I’m not quite ready to buy into this premise wholeheartedly, but I have to admit it makes for an intriguing argument.
As the College Football Playoff celebrates its sixth birthday this week, it’s become clear that giving more teams access to play for a national title has not actually given more of them a chance to win it. If anything, the divide now is even greater between the handful of programs that stockpile the best talent in recruiting and the plucky overachievers who might have been able to pull off one upset in the BCS era but now have to do it twice.
We’re getting to the point, though, where even that standard doesn’t paint a complete picture of how difficult it’s becoming to win a national championship in this era of college football. Not only do you need a roster full of blue chips and luck to be on your side, but unless you have an elite quarterback, you can probably forget reaching the ultimate prize.
“You look at the four teams in it right now — and I don’t watch sports and I don’t watch ‘SportsCenter’ — but the best four quarterbacks are on the top four teams,” LSU offensive coordinator Steve Ensminger said. “I think that’s the key to college football right now.”
For the first time in the history of the CFP, all four participants would consider the quarterback position the strength of their team.
If college football really has turned that particular corner, I’m pretty sure that doesn’t bode well for a particular offensive philosophy we’ve all come to know and love this season.
But far more often in college football, you’d see great teams that didn’t necessarily have great quarterbacks. Even as recently as 2015, Alabama won a national title with Jake Coker, who now sells insurance in the Mobile area after a very brief attempt to play in the NFL.
That isn’t meant to disparage Coker, who had a solid season as Alabama’s starter and made a couple key throws in the national title win over Clemson. But Alabama winning championships with guys like Coker and Greg McElroy was reflective of the notion that elite-level quarterback play was a bonus, not a necessity.
“I think those days are done,” said Quincy Avery, a private coach in the Atlanta area who has been associated with a number of top quarterbacks including Hurts and Fields. “When you look at the national championship game — those aren’t like the old days where it’s 20-17. People are putting up points and if you’re not in a position to do that with a guy who can throw the football, you won’t be able to win at the highest level.”
‘Bama had a pretty darn good defense in 2015, if I recall. That season appears to have made a lasting impression on Saban’s defensive coordinator. Too bad others have reached a different impression.
And that’s the never-ending nightmare all defensive coordinators now have to live with, particularly this year when every Playoff team is scheming against a quarterback who can individually turn a bad play into a good one.
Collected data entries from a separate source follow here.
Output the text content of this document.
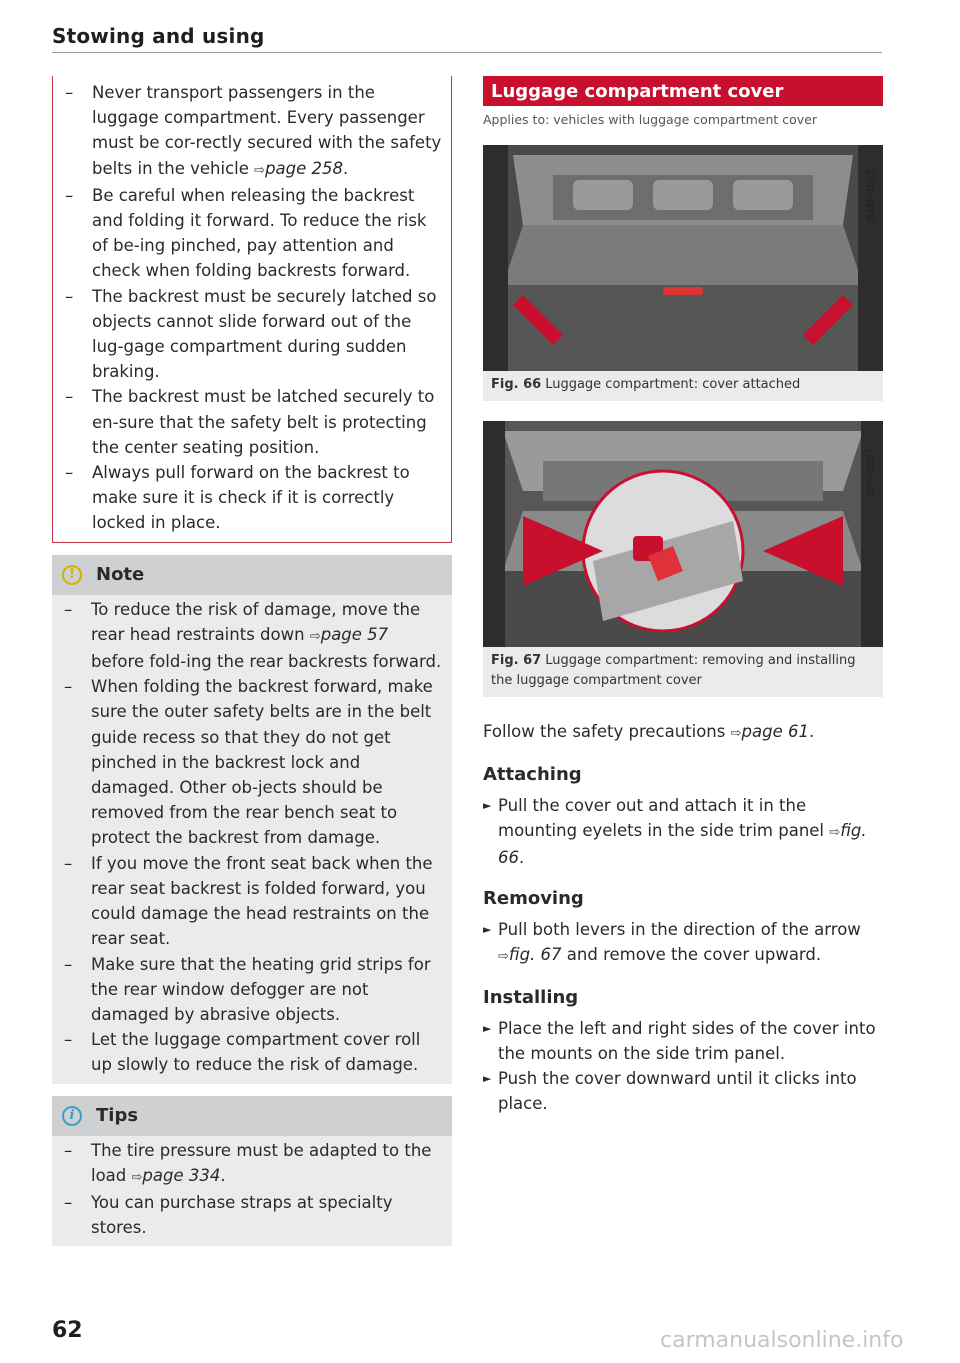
Stowing and using
– Never transport passengers in the luggage compartment. Every passenger must be cor-rectly secured with the safety belts in the vehicle ⇨page 258.
– Be careful when releasing the backrest and folding it forward. To reduce the risk of be-ing pinched, pay attention and check when folding backrests forward.
– The backrest must be securely latched so objects cannot slide forward out of the lug-gage compartment during sudden braking.
– The backrest must be latched securely to en-sure that the safety belt is protecting the center seating position.
– Always pull forward on the backrest to make sure it is check if it is correctly locked in place.
!	Note
– To reduce the risk of damage, move the rear head restraints down ⇨page 57 before fold-ing the rear backrests forward.
– When folding the backrest forward, make sure the outer safety belts are in the belt guide recess so that they do not get pinched in the backrest lock and damaged. Other ob-jects should be removed from the rear bench seat to protect the backrest from damage.
– If you move the front seat back when the rear seat backrest is folded forward, you could damage the head restraints on the rear seat.
– Make sure that the heating grid strips for the rear window defogger are not damaged by abrasive objects.
– Let the luggage compartment cover roll up slowly to reduce the risk of damage.
i	Tips
– The tire pressure must be adapted to the load ⇨page 334.
– You can purchase straps at specialty stores.
Luggage compartment cover
Applies to: vehicles with luggage compartment cover
B4M-0103
Fig. 66 Luggage compartment: cover attached
BFY-0057
Fig. 67 Luggage compartment: removing and installing the luggage compartment cover
Follow the safety precautions ⇨page 61.
Attaching
► Pull the cover out and attach it in the mounting eyelets in the side trim panel ⇨fig. 66.
Removing
► Pull both levers in the direction of the arrow
⇨fig. 67 and remove the cover upward.
Installing
► Place the left and right sides of the cover into the mounts on the side trim panel.
► Push the cover downward until it clicks into place.
62	carmanualsonline.info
“You feel like you did right by confusing them in coverage and your reward is that they scramble and go find a guy for a 50-yard gain and you sit there from a coordinator standpoint wishing you’d called something else,” Oklahoma defensive coordinator Alex Grinch said. “But early in the down, you couldn’t have made a better call. When you can’t fool a guy or reap the benefits of a disguise or you brought pressure that wasn’t what they expected and they reap the benefit and you don’t, you go back to, what’s the answer to that? What’s the next thing on the list? When our good calls turn into bad calls, that’s a difficult Saturday.”
It’s hard to see college football reverting back anytime soon to an era where the so-called “game managers” are winning at the highest level. No disrespect to former Alabama quarterback Blake Sims, former Clemson quarterback Kelly Bryant or Michigan State’s Connor Cook, all of whom led teams to the Playoff, but the days of making it this far without a dynamic passing game are likely coming to an end.
To be fair, Kirby came within a whisker of winning a national title with a true freshman quarterback who wasn’t asked to do more than be a good game manager. But that same approach with the same quarterback two years later didn’t yield anywhere near the same results in the SECCG against a dynamic LSU offense. What lessons Smart takes from that three-year passage of time will tell us a lot about Georgia’s chances in 2020.